Estas coisas passam com uma facilidade terrível e eles sabem-no. Como o sabia Salazar, cujo sucesso assentou em adaptar o ideário político ao senso-comum da sociedade rural-católica portuguesa. A direita no seu esplendor é isso mesmo. Ora, acontece que a nação não é uma família grande, e a família não é uma nação em ponto pequeno. As duas são construções ideológicas tremendas (que quer ele dizer com "família"? Que quer ele dizer com "nação"?) e nem os termos são correctos, nem muito menos a equação pode ser feita.

Mas sabem onde (re)começou tudo isto? No Euro 2004, quando inteligentemente futeboleiros, governo e mass media promoveram a histeria identitária das bandeiras.
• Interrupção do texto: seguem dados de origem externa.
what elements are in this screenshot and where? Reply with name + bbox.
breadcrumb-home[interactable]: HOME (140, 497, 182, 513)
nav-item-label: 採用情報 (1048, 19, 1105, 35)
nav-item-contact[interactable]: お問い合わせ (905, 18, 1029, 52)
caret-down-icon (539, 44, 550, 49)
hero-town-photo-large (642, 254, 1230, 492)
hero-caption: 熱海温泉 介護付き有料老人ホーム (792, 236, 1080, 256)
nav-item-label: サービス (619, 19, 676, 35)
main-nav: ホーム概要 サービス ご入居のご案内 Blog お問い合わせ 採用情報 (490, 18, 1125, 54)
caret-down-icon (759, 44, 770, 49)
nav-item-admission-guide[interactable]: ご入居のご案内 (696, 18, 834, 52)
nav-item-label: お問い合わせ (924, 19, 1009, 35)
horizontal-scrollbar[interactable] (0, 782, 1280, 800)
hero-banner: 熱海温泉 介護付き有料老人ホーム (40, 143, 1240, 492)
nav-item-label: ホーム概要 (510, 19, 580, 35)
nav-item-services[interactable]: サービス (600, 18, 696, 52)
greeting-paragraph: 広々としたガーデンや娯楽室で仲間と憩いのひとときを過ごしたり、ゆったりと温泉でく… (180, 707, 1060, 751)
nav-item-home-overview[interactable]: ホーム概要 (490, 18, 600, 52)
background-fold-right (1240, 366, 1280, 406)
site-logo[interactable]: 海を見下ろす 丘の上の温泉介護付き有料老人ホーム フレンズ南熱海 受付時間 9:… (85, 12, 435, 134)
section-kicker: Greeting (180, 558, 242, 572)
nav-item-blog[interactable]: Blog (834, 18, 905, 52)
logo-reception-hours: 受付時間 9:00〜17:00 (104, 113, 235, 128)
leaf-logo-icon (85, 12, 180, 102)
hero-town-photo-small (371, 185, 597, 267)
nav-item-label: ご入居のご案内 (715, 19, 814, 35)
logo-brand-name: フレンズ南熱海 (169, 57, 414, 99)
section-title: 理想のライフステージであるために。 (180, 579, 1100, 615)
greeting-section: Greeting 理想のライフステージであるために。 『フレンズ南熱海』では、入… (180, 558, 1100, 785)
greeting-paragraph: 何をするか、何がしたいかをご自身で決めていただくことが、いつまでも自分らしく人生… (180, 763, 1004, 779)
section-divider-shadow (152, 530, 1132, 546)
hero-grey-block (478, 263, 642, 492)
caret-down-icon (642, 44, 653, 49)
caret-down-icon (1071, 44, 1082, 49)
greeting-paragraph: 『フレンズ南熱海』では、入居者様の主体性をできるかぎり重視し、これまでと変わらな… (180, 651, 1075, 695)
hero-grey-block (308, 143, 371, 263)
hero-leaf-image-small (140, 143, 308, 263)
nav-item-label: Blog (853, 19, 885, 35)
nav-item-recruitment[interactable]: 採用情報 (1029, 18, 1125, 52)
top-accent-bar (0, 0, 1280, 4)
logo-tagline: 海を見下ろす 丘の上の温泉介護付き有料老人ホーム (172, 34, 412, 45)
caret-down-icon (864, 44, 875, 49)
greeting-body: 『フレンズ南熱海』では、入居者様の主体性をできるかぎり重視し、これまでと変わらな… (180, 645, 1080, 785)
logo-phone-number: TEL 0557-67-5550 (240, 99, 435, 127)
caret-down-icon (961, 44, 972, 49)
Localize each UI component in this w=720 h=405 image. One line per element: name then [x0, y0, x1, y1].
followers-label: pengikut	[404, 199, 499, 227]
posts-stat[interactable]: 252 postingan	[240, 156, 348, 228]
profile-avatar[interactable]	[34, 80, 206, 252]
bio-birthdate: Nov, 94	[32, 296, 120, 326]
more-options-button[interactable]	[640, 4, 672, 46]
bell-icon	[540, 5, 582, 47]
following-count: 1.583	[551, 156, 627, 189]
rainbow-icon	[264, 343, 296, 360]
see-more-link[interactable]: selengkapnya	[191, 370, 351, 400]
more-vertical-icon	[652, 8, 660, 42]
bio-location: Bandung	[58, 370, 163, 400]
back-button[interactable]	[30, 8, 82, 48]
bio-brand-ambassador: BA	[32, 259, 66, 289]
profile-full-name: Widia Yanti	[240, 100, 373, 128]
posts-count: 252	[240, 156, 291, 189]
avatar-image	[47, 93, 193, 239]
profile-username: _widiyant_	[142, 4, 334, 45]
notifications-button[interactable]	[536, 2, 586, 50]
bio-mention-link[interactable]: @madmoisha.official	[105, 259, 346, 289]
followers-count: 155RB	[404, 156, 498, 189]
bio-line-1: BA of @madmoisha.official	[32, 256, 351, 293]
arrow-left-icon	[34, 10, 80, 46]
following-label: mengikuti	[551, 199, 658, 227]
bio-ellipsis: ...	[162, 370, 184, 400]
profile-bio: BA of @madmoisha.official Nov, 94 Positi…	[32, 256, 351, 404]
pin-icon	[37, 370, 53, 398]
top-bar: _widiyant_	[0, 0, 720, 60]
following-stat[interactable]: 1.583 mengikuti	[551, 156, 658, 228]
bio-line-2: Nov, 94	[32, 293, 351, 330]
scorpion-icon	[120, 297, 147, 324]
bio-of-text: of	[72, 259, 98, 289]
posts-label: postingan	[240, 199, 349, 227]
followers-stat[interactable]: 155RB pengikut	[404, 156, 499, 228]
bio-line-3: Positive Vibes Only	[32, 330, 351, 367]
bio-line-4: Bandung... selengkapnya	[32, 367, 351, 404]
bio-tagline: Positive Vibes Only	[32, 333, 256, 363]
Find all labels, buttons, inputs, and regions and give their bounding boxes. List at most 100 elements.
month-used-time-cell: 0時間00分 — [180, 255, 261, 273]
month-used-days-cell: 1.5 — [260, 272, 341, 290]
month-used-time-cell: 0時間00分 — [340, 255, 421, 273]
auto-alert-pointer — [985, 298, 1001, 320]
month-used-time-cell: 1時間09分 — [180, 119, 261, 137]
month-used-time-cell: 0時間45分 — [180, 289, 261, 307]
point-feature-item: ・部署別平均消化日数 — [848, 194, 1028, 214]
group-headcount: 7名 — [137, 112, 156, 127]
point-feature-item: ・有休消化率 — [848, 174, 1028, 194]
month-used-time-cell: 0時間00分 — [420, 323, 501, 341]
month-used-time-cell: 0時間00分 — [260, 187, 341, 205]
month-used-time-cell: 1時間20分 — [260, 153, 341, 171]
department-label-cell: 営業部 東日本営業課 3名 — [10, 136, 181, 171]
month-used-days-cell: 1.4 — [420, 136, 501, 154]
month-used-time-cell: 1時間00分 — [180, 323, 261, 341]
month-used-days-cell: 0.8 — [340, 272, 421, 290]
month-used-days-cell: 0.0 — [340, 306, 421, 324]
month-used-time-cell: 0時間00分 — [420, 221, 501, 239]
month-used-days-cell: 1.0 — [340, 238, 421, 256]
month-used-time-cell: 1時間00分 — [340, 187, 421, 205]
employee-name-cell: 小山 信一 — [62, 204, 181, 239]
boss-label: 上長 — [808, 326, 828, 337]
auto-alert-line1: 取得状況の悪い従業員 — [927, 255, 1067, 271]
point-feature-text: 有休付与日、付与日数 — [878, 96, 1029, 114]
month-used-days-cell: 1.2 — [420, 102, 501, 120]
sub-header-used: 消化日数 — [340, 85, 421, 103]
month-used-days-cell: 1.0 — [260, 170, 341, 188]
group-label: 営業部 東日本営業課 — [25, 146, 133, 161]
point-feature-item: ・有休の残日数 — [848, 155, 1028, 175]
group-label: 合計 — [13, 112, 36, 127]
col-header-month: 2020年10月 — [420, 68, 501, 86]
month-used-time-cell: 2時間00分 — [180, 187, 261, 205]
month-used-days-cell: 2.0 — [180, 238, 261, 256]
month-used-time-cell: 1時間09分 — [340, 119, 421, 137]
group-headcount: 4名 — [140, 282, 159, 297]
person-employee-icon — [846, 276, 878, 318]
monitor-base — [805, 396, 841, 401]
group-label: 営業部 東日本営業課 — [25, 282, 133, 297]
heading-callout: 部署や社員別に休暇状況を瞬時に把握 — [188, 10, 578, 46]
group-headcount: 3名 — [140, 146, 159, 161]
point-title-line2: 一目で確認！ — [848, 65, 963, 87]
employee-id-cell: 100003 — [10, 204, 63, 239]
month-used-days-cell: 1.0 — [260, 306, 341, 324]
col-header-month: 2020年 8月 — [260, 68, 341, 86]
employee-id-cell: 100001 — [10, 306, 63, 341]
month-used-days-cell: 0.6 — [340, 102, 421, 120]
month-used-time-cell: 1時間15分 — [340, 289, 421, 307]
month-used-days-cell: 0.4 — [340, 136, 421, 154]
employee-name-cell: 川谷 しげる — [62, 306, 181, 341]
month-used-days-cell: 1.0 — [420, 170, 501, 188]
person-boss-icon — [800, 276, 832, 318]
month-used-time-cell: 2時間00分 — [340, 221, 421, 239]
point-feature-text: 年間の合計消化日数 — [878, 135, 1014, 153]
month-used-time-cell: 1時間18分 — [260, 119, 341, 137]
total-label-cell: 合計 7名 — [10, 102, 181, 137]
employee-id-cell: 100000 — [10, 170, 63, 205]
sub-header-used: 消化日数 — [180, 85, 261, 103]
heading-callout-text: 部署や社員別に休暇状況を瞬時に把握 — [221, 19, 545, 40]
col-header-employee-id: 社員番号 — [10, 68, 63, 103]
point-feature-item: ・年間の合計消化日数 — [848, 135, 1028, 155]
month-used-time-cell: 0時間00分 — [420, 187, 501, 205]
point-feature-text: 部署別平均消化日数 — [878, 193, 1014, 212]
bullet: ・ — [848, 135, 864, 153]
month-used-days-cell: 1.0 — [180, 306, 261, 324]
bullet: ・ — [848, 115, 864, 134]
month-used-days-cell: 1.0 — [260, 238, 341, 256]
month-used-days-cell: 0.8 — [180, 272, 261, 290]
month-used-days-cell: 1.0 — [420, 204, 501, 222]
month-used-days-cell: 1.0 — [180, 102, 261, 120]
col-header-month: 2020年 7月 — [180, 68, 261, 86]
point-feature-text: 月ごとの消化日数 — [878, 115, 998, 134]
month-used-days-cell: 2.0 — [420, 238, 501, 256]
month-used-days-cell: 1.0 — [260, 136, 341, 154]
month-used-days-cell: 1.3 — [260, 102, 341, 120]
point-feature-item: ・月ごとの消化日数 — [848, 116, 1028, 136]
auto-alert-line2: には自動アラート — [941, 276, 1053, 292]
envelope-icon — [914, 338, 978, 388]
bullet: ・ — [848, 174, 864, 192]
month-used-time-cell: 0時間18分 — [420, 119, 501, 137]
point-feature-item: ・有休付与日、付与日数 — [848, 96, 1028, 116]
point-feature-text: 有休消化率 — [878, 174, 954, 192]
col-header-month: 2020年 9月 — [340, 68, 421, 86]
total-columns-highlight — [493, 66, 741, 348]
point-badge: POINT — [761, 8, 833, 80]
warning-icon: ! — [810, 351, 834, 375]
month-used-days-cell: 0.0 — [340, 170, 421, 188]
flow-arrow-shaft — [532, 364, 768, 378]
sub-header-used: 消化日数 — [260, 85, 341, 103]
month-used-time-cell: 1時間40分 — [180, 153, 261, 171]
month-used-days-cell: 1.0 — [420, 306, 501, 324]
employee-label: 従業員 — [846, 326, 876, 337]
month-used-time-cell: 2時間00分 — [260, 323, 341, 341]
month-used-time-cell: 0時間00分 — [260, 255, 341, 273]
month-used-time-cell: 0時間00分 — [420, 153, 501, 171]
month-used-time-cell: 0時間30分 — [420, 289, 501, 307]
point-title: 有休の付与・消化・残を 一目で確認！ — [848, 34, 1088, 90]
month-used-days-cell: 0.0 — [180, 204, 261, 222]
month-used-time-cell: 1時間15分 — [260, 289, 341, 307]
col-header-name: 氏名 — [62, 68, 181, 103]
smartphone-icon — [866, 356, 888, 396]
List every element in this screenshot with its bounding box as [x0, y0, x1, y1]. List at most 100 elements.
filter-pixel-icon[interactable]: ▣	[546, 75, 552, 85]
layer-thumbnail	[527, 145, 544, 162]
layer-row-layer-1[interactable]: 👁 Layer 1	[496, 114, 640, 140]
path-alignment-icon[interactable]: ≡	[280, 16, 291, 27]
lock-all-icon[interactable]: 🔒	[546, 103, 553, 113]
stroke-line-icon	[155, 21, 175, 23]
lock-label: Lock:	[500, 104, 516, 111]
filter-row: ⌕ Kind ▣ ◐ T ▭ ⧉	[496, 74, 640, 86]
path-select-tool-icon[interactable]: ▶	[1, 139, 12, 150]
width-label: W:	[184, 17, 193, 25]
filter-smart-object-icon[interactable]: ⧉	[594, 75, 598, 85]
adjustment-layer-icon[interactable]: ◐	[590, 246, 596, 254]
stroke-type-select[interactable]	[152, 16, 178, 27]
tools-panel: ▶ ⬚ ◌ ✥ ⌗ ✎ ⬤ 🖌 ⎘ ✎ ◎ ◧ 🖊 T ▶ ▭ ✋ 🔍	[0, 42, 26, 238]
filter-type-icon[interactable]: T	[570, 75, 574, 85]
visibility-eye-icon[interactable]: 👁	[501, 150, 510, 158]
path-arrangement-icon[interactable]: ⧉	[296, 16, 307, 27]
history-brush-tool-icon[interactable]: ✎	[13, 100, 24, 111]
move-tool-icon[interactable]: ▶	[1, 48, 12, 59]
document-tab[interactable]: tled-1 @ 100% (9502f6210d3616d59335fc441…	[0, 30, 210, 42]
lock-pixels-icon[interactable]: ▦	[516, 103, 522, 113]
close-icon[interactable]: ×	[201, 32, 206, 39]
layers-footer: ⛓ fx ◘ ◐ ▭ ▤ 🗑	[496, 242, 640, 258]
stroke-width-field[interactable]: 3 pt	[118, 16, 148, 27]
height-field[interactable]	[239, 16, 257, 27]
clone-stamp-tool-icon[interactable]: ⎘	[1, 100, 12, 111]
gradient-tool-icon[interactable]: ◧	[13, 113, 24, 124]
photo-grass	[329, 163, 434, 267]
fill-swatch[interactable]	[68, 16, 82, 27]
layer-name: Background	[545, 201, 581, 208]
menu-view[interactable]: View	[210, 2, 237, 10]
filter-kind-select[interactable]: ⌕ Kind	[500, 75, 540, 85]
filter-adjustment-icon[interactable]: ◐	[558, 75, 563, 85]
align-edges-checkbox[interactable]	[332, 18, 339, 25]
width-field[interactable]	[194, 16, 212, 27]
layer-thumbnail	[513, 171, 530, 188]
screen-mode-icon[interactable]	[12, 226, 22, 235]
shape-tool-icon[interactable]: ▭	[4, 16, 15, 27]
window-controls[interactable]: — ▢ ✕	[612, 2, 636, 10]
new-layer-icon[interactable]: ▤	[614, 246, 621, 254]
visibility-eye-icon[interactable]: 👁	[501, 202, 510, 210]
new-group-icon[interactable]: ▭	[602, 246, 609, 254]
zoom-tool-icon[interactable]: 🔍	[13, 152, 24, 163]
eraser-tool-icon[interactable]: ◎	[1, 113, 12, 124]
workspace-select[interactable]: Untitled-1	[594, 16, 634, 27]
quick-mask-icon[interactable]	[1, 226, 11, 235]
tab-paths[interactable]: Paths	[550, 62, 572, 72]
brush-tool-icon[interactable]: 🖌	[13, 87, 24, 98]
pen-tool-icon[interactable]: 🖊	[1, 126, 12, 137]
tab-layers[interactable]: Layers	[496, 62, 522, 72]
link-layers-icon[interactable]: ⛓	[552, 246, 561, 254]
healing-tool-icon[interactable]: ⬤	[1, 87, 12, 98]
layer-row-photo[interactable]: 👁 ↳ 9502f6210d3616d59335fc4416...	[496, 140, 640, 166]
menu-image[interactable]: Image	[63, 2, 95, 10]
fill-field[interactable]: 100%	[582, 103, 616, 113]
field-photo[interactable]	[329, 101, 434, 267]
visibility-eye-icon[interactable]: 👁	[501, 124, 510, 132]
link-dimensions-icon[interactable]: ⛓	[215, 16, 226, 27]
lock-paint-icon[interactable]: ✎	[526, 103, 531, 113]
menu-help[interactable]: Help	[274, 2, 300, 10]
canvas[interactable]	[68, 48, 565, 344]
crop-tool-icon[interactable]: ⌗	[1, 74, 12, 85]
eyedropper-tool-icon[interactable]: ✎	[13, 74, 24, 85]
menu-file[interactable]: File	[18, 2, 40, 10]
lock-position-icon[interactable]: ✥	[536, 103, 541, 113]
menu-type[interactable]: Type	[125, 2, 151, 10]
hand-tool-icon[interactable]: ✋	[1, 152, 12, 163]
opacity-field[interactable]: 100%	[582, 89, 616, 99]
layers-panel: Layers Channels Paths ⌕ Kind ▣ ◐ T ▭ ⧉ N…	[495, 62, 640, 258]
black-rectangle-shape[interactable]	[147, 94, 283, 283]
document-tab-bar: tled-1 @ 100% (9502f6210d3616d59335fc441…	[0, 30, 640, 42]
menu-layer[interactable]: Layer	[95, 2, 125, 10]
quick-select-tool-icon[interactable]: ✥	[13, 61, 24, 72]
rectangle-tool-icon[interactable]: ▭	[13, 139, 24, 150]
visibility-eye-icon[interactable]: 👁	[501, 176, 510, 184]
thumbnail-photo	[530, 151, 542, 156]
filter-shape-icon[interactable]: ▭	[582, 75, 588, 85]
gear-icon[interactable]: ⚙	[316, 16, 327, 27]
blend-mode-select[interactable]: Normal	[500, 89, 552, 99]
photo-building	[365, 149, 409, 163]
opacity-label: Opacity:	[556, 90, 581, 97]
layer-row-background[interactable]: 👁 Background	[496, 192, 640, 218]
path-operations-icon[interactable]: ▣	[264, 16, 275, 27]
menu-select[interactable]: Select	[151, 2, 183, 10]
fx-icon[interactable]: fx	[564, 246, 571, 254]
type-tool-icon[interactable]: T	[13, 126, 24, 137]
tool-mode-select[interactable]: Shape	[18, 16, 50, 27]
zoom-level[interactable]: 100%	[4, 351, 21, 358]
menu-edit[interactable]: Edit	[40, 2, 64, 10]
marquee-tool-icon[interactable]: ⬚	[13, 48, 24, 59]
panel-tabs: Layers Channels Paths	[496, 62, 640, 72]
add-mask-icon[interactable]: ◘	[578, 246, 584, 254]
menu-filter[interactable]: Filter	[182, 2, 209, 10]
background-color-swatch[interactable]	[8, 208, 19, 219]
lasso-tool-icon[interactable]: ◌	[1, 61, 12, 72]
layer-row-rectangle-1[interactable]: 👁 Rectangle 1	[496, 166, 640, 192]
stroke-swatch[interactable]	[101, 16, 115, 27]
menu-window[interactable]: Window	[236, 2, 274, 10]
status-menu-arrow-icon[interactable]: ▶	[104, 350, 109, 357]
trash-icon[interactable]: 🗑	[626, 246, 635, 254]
Percebe-se agora que estas coisas raramente são inocentes. E é aqui que a palavra "fascista" volta a ganhar valor (no seu segundo sentido). A estratégia comunicacional de Bagão Felix (como a de Portas com o Borndiep) é "fascista": mentirosa, demagógica, paternalista, familista-nacionalista.

Claro que cada qual socorre-se do que tem. Nos EUA, por haver apesar de tudo uma democracia a funcionar, Bush só pode jogar a cartada "fascista" através de duas vias: o militarismo patrioteiro e o moralismo sexual, atacando o Mal encarnado no Iraque e propondo a proibição dos casamentos gay. Na Rússia, que nunca viu um dia de democracia, Putin acaba de tomar o poder nas mãos, abolindo a "democracia" nas regiões, tudo em nome do combate ao terrorismo e socorrendo-se de um czarismo a que os russos estão habituados. Em Portugal, o governo socorre-se das velhas estruturas emocionais: a família com o seu chefe, a nação como grande família com o seu grande chefe.

Nunca pensei que isto viesse a acontecer: ter que usar outra vez a expressão "facho". Aqui vai: Bush é "facho". Putin é "facho". Paulo Portas é "facho". Bagão Félix é "facho".